In 2013, Schoffelen et al. reported the use of a bispecific trivalent antibody construct (Tri-Fab) in tandem with a histamine-succinyl-glycine (HSG) peptide–based hapten radioligand. Since then, all the reported bsAb–hapten clinical trials have used the Tri-Fab-HSG–hapten strategy. When the 2 approaches are compared, the Tri-Fab-HSG–hapten strategy has shown more promising results, providing excellent specificity and sensitivity for pretargeted PET imaging for patients with varying cancer profiles. Additionally, one of the major advantages of using peptide-based haptens, compared with the chelate complex haptens, is the ability to design a library of peptide haptens accompanied with different radionuclides with lowered risk of changing the haptens’ binding to the antibody.

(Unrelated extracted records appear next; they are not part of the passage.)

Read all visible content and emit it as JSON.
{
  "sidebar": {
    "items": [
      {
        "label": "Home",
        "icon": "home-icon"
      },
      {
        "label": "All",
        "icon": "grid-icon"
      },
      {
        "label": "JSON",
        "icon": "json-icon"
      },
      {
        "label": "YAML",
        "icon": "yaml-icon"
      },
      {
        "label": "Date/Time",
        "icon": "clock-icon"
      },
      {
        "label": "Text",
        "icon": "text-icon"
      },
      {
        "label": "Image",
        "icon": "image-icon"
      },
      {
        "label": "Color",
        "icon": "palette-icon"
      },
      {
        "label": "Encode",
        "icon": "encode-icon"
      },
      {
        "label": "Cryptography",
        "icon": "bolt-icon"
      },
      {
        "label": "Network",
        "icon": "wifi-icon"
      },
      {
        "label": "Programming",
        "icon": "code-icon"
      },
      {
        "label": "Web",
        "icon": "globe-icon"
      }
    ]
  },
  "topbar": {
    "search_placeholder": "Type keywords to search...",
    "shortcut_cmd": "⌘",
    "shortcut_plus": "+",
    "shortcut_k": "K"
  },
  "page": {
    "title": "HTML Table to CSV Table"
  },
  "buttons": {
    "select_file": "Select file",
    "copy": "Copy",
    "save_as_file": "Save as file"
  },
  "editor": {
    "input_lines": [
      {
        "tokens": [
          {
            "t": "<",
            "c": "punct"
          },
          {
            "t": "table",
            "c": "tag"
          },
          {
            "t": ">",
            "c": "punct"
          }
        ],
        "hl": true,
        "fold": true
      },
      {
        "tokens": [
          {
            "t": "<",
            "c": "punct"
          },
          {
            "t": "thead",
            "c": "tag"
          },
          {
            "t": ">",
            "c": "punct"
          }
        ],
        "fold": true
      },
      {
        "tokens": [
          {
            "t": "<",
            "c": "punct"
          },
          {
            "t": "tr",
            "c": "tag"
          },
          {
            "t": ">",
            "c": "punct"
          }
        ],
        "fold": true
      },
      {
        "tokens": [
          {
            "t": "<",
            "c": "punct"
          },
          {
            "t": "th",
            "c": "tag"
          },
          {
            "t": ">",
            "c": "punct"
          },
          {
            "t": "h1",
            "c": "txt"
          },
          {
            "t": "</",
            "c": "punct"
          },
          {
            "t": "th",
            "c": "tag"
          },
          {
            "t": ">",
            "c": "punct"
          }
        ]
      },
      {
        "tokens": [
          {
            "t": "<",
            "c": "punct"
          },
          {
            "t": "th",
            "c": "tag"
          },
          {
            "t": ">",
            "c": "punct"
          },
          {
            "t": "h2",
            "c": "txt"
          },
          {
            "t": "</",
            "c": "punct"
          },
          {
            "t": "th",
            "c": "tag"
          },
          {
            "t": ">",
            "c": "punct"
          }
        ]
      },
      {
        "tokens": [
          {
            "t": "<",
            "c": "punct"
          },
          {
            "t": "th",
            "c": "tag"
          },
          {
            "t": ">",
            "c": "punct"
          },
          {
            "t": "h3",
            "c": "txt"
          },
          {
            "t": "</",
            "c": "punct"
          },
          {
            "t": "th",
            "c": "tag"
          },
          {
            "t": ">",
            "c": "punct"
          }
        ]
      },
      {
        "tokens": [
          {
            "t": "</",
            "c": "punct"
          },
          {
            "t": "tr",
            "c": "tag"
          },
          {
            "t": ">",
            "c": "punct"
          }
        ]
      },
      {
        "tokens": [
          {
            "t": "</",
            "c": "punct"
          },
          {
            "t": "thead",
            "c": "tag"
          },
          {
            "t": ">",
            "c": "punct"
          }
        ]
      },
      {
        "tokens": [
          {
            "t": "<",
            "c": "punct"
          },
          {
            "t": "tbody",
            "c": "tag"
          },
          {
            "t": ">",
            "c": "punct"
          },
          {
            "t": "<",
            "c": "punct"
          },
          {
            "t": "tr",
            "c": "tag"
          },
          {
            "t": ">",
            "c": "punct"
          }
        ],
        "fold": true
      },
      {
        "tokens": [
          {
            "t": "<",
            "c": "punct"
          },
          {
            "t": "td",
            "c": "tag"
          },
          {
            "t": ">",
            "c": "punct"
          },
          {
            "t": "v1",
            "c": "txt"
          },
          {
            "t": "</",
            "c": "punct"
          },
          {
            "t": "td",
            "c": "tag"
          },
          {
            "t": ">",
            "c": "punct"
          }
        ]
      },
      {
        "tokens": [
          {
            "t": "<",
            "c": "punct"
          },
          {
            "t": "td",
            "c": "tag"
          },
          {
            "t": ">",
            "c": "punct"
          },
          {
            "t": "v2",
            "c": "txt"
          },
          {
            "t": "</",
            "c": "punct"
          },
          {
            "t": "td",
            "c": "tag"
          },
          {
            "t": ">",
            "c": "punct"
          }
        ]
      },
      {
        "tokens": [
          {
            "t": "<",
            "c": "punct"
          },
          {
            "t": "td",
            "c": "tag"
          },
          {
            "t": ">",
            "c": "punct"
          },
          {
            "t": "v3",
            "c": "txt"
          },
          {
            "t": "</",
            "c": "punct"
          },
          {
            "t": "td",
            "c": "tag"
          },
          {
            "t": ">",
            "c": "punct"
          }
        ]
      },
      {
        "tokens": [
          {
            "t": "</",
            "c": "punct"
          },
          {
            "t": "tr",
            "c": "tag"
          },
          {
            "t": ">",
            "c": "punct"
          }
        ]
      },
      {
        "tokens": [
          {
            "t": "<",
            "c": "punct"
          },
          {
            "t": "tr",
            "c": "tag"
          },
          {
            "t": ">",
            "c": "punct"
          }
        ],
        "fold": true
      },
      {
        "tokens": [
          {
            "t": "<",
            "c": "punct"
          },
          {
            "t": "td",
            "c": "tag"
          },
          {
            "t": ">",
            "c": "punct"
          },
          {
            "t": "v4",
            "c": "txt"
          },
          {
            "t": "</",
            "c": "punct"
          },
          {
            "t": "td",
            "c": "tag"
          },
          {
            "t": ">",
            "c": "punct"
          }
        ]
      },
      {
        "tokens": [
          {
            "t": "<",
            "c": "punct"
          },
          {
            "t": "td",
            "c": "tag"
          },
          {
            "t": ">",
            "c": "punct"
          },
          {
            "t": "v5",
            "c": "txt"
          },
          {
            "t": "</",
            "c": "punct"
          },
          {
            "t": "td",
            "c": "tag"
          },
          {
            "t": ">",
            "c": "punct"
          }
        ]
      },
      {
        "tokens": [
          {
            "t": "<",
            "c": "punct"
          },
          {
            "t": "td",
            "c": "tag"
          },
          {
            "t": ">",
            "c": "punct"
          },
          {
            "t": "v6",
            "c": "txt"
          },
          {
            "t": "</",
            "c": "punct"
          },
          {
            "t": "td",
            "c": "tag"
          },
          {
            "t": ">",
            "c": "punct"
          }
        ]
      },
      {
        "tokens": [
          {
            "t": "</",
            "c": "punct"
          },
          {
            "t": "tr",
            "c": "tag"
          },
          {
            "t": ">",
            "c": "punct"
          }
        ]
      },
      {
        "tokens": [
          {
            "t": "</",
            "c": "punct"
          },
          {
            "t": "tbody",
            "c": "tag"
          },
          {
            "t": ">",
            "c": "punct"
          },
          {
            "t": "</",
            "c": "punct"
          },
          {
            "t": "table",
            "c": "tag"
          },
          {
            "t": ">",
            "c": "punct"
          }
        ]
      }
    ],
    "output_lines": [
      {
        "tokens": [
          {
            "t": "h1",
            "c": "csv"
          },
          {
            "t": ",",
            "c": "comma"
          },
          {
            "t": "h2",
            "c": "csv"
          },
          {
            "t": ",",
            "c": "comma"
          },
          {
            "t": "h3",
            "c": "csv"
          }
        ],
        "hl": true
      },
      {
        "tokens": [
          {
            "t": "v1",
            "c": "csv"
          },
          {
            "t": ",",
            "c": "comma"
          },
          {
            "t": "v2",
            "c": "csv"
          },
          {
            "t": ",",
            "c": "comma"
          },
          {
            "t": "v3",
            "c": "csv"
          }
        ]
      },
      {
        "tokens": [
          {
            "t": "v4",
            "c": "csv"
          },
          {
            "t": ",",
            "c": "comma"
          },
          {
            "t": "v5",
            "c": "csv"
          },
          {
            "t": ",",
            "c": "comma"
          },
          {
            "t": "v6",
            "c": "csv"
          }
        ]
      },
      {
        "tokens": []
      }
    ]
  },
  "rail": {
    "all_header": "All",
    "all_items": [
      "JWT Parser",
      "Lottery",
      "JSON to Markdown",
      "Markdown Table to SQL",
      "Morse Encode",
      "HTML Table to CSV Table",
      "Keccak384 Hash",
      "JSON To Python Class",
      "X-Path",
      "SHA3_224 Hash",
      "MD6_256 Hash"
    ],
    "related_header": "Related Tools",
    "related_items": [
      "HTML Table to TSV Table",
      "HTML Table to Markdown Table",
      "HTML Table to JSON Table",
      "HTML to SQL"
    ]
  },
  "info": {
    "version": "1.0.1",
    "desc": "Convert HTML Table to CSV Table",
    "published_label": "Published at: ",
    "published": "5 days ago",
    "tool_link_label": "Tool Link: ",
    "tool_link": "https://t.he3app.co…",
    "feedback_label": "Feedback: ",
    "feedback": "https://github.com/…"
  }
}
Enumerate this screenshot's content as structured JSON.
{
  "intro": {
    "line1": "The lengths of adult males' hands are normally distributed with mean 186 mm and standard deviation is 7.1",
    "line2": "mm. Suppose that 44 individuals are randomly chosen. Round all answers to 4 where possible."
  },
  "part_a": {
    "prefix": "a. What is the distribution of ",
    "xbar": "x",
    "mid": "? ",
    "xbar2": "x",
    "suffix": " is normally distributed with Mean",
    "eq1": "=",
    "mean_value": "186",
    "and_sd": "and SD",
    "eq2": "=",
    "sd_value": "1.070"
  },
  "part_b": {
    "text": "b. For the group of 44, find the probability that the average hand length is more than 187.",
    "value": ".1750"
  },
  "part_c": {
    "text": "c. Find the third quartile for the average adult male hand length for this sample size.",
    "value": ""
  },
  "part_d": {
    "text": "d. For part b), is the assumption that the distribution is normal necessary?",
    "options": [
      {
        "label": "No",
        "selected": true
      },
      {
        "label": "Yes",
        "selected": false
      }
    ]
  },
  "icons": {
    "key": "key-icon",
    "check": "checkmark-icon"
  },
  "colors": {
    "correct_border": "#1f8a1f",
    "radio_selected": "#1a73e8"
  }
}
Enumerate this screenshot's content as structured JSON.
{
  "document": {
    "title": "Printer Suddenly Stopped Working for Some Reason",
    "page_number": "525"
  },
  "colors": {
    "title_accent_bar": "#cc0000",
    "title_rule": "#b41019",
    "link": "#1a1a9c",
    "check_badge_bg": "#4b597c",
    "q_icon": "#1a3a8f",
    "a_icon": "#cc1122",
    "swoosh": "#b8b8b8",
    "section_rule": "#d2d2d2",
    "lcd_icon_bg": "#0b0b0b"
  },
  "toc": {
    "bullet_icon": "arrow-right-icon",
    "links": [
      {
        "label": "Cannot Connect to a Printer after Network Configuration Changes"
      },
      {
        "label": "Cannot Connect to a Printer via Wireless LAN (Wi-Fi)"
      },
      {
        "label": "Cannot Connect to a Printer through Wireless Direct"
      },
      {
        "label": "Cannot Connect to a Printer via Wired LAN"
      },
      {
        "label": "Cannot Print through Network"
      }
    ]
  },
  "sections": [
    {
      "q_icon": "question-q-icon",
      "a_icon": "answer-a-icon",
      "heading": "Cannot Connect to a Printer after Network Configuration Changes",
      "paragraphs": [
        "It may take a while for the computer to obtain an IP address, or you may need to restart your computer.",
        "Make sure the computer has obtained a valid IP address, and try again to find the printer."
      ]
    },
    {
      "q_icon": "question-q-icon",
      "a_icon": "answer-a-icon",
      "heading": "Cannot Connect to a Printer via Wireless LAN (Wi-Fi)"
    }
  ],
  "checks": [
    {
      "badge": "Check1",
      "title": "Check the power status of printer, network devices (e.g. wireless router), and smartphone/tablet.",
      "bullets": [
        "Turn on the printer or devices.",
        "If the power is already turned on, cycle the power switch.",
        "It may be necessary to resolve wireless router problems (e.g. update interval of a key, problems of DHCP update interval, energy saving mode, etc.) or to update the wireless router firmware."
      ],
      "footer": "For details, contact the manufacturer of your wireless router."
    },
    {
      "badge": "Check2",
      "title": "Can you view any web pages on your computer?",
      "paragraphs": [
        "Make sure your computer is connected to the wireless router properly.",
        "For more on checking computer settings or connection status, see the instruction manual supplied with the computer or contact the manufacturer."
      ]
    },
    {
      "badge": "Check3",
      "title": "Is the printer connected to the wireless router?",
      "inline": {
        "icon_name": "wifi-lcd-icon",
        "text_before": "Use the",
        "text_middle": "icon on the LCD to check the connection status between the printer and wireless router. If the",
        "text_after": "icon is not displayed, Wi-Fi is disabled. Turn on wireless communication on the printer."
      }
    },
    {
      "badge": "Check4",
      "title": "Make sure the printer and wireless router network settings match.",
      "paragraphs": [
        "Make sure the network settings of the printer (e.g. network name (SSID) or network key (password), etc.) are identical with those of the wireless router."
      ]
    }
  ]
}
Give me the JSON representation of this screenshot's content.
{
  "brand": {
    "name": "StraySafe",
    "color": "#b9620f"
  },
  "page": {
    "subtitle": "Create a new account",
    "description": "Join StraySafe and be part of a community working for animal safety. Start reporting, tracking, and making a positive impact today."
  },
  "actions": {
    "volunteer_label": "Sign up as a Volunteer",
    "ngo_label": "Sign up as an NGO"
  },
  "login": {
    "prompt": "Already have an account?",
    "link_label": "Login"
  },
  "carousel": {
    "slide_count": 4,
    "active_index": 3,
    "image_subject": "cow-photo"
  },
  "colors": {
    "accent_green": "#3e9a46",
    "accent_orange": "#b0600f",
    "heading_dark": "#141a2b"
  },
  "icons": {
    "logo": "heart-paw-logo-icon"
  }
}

To date, the evaluation of the Tri-Fab-HSG–hapten approach in humans has included the use of only 1 antibody construct, a carcinoembryonic antigen (CEA) targeting humanized Tri-Fab bsAb called TF2 (NCT00860860) (17,18). This trivalent bsAb TF2 construct has been tested along with an HSG hapten called IMP288 for pretargeted PET imaging (⁶⁸Ga-IMP288) ((19–21); NCT01730638, NCT01730 612) and radioimmunotherapy (¹¹¹In/¹⁷⁷Lu-IMP288) ((17,18,22); NCT00860860, NCT01221675) in patients with colorectal cancer, medullary thyroid carcinoma, epidermal growth factor receptor 2–negative breast cancer and metastatic lung cancer. ⁹⁰Y- and ¹¹¹In-radiolabled derivatives of IMP288 are being tested in a clinical setting as well ((20); NCT02587247, NCT02300922). The most recent work with the TF2-⁶⁸Ga-IMP288 pretargeting pair has resulted in higher sensitivity and specificity in detecting tumor lesions in metastatic colorectal cancer patients compared with ¹⁸F-FDG PET ((20); NCT02587247). The CEA-targeted pretargeting pair was also shown to be highly capable of detecting lesions in patients with human epidermal growth factor receptor 2–negative metastatic breast cancer ((21); NCT01730612). In that setting, the pretargeted immuno-PET showed higher overall sensitivity (94.7%) relative to ¹⁸F-FDG PET (89.6%) (Fig. 3). The number of true-positive lesions detected in lymph nodes, bone, and liver was higher using immuno-PET than ¹⁸F-FDG PET. Those exciting results have clearly exhibited the potential for pretargeted PET imaging in cancer.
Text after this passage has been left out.